1. Un jugement dernier bizarre. Tous les habitants de la terre, toutes les nations, du passé et du présent, seront là devant le juge dans l’attente de son verdict. Pour séparer les justes des maudits, il ne met dans la balance que les gestes bien modestes accomplis à l’égard des hommes qui ont faim de pain, d’eau, d’accueil, de considération. Pas de grandes pénitences. Pas de grandes professions de foi. Ces petits gestes, de les avoir faits ou non, quelle que soit la croyance d’un chacun, séparera les bénis des maudits, conduira les uns à la vie éternelle, les autres au feu éternel qui ne se consume pas, qui ne consume pas. Les critères invoqués sont bien ténus pour décider de ces futurs éternels. Où est donc cette miséricorde paternelle dont Jésus nous a entretenus si souvent pour que nous la partagions entre nous ? Il faut en convenir : cette narration relève du style théâtral qui fait amplifier l’entrée en scène pour attirer l’attention et en sortir de façon grandiose. Il faut chercher ailleurs le sens ailleurs que dans un jugement final.

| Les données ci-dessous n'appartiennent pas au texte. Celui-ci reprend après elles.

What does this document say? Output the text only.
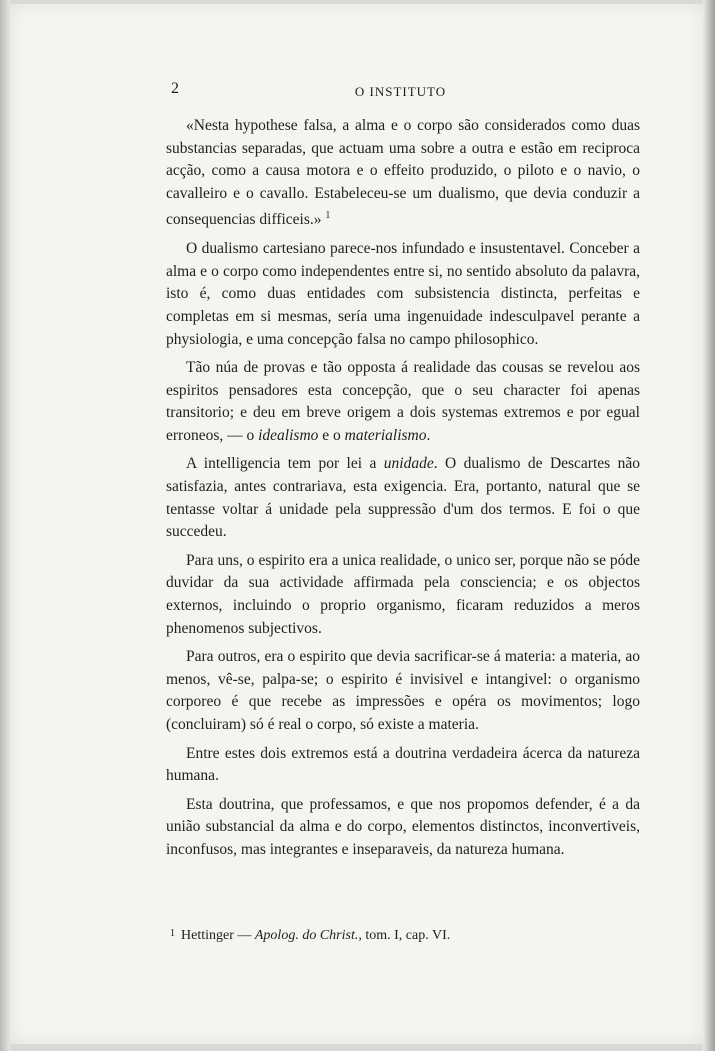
2	O INSTITUTO

«Nesta hypothese falsa, a alma e o corpo são considerados como duas substancias separadas, que actuam uma sobre a outra e estão em reciproca acção, como a causa motora e o effeito produzido, o piloto e o navio, o cavalleiro e o cavallo. Estabeleceu-se um dualismo, que devia conduzir a consequencias difficeis.» $^1$

O dualismo cartesiano parece-nos infundado e insustentavel. Conceber a alma e o corpo como independentes entre si, no sentido absoluto da palavra, isto é, como duas entidades com subsistencia distincta, perfeitas e completas em si mesmas, sería uma ingenuidade indesculpavel perante a physiologia, e uma concepção falsa no campo philosophico.

Tão núa de provas e tão opposta á realidade das cousas se revelou aos espiritos pensadores esta concepção, que o seu character foi apenas transitorio; e deu em breve origem a dois systemas extremos e por egual erroneos, — o idealismo e o materialismo.

A intelligencia tem por lei a unidade. O dualismo de Descartes não satisfazia, antes contrariava, esta exigencia. Era, portanto, natural que se tentasse voltar á unidade pela suppressão d'um dos termos. E foi o que succedeu.

Para uns, o espirito era a unica realidade, o unico ser, porque não se póde duvidar da sua actividade affirmada pela consciencia; e os objectos externos, incluindo o proprio organismo, ficaram reduzidos a meros phenomenos subjectivos.

Para outros, era o espirito que devia sacrificar-se á materia: a materia, ao menos, vê-se, palpa-se; o espirito é invisivel e intangivel: o organismo corporeo é que recebe as impressões e opéra os movimentos; logo (concluiram) só é real o corpo, só existe a materia.

Entre estes dois extremos está a doutrina verdadeira ácerca da natureza humana.

Esta doutrina, que professamos, e que nos propomos defender, é a da união substancial da alma e do corpo, elementos distinctos, inconvertiveis, inconfusos, mas integrantes e inseparaveis, da natureza humana.

$^1$ Hettinger — Apolog. do Christ., tom. I, cap. VI.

2. Ce sens est donné par deux fois à l’intérieur de cette comparaison antithétique : ce que vous avez fait ou que vous n’avez pas fait, c’est à moi que vous l’avez ou ne l’avez pas fait. Jésus n’a cessé de montrer sa proximité avec ceux qui étaient considérés ou presque comme des « sous-hommes ». Qu’ils étaient lui et que lui était eux. Y-a-t’il incarnation plus forte de sa part que celle de se fondre en ceux qui souffrent par manque d’humanité de leurs semblables. Et si le « Je suis avec vous tous les jours jusqu’à la fin des temps » ne disait rien d’autre que cette présence visible, audible et palpable en tout homme souffrant. S’il est un homme qui perçut cela au plus haut degré, ce fut bien saint Camille de Lellis qui se mit à soigner les pauvres abandonnés dans les hôpitaux de Rome comme s’il soignait le Christ. A ceux qu’il avait regroupé autour de lui sous le nom de Serviteurs des Malades, dénommés par la suite Camilliens, qui se disaient découragés par la rudesse de la tâche, il répond : « Rappelez-vous que les malades sont la pupille et le cœur de Dieu et que ce qui est fait à ces pauvres est fait à Dieu. » Saint Vincent de Paul, cofondateur des Sœurs de la Charité, l’aumônier des galériens, ne leur disait rien d’autre : « Une sœur ira dix fois par jour voir les malades, et dix fois par jour, elle y trouvera Dieu… Allez voir de pauvres forçats à la chaîne, vous y trouverez Dieu. »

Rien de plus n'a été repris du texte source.